Wait — GLP-1s are being studied AS a depression treatment?

Yes, and it's one of the more interesting wrinkles. The same brain pathways that make GLP-1 drugs affect appetite and reward also overlap with the circuitry involved in mood, motivation and inflammation — which has led researchers to test whether GLP-1 agonists might help depressive symptoms. Early work includes a study showing a GLP-1 agonist promoted weight-loss-linked changes in frontal-striatal brain structures in people with mood disorders (Mansur 2017^[9]). Systematic reviews have since pulled together the preclinical, observational and small clinical trials: results are mixed and preliminary — some signals of benefit on depressive and cognitive symptoms, but not enough high-quality randomized data to call GLP-1s an established depression treatment (Meshkat 2025^[7]; Li 2025^[8]).

The honest framing: the fact that researchers are studying GLP-1s for depression is reassuring context — it's hard to square “these drugs reliably cause depression” with “these drugs are being tested as antidepressant add-ons.” But “being studied as a treatment” is not the same as “proven to treat,” and none of this changes the core advice: monitor your mood, and don't self-prescribe or self-discontinue based on a headline.

Bottom line

On the central question — can a GLP-1 cause depression? — the best evidence is reassuring. The randomized STEP trials found no increase in depressive symptoms and a small reduction relative to placebo (Wadden 2024^[1]), and several large cohorts point toward lower depression risk on GLP-1 therapy (Tang 2025^[2]; Kornelius 2024^[5]). At the same time, the evidence isn't unanimous: one new-user cohort found a small increase in depression diagnoses, and spontaneous-report systems do collect low-mood reports that warrant ongoing monitoring (Chang 2026^[4]; Tobaiqy 2024^[3]; Wang 2025^[6]). Much of what people experience as “feeling off” may stem from under-eating, rapid weight loss, or a dampened reward response rather than the drug directly causing clinical depression. If you have a history of depression, that's a reason for monitoring, not avoidance — keep your prescriber in the loop, don't stop medications on your own, and if you ever have thoughts of harming yourself, call or text 988 immediately.
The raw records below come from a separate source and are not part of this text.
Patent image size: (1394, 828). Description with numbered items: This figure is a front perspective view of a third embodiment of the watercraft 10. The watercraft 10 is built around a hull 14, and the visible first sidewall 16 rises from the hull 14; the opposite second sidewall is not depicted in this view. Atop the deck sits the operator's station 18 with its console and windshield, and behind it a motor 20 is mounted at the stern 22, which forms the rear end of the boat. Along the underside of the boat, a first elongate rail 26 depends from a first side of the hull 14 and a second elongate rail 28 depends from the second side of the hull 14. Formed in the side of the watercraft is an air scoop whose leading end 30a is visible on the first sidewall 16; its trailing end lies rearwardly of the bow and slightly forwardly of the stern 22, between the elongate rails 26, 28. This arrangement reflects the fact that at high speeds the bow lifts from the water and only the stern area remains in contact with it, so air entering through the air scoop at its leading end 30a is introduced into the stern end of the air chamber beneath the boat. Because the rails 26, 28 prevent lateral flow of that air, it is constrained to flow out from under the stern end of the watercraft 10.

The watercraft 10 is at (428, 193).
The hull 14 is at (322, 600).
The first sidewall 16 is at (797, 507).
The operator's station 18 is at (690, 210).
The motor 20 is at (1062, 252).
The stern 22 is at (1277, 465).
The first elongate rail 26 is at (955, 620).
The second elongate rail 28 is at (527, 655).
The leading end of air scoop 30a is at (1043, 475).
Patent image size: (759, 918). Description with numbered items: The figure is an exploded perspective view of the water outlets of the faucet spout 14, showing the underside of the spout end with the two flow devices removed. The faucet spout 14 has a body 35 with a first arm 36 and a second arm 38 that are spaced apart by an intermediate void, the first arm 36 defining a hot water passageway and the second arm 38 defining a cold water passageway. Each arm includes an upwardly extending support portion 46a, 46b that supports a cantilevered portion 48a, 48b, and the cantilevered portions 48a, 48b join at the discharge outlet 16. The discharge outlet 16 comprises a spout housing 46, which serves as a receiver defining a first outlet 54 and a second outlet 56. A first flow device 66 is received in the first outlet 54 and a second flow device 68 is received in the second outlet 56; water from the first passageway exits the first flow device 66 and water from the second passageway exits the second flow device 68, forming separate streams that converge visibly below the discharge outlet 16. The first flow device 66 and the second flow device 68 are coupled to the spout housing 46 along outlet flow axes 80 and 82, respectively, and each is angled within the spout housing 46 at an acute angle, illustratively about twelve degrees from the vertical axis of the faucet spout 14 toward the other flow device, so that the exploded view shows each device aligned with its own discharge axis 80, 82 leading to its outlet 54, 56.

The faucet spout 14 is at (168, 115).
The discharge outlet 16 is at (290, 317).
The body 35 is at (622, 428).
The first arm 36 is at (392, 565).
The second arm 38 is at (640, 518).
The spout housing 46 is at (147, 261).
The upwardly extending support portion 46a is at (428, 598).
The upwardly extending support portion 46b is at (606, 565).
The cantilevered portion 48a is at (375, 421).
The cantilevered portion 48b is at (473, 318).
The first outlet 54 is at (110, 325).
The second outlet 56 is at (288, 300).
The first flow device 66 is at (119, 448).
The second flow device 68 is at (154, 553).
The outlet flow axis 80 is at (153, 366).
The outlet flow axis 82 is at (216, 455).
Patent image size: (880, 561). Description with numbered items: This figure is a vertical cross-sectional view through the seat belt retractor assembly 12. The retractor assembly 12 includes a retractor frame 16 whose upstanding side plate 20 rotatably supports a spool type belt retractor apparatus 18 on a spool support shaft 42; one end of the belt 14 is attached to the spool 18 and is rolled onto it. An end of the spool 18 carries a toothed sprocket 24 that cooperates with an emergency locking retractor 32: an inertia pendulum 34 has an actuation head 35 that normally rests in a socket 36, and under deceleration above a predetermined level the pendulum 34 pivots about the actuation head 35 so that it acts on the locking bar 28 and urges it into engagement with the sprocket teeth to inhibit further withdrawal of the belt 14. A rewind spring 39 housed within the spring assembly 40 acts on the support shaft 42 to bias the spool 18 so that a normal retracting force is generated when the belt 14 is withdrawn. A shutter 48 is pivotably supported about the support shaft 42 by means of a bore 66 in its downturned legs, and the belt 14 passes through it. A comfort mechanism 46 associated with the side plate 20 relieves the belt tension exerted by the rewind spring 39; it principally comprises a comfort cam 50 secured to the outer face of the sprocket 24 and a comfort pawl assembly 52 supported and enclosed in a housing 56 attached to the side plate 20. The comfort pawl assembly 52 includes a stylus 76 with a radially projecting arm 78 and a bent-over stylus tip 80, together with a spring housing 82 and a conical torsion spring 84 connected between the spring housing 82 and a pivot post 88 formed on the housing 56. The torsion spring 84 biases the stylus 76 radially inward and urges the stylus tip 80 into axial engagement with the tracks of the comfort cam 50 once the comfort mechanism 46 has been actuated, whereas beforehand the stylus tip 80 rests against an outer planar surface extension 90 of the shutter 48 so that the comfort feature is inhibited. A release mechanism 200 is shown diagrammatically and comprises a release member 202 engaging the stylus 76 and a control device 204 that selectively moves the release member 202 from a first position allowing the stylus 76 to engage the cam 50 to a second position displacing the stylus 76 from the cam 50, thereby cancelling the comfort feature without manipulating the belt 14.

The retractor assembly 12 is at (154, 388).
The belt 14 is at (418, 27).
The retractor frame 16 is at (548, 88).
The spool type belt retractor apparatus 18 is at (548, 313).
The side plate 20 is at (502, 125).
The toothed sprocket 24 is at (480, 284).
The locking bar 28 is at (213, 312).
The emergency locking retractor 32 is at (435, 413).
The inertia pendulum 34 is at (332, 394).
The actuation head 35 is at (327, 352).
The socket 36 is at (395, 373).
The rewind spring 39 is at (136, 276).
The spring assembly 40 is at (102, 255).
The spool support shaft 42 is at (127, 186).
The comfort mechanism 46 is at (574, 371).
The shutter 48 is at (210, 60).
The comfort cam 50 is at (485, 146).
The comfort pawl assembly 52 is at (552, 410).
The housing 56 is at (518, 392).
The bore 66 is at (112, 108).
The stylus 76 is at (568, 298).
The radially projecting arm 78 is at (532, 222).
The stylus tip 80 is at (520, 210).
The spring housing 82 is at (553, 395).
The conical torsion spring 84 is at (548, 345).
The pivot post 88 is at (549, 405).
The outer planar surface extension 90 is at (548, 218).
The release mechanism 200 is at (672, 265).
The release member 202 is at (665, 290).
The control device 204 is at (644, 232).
This article is educational and is not medical advice. Every claim above is sourced to a peer-reviewed trial analysis, cohort study, pharmacovigilance analysis, or systematic review indexed in PubMed and verified against the live PubMed database before publication. Mood and depression decisions while on a GLP-1 should be made with your prescriber and, where relevant, a mental-health professional. If you are in crisis in the U.S., call or text 988.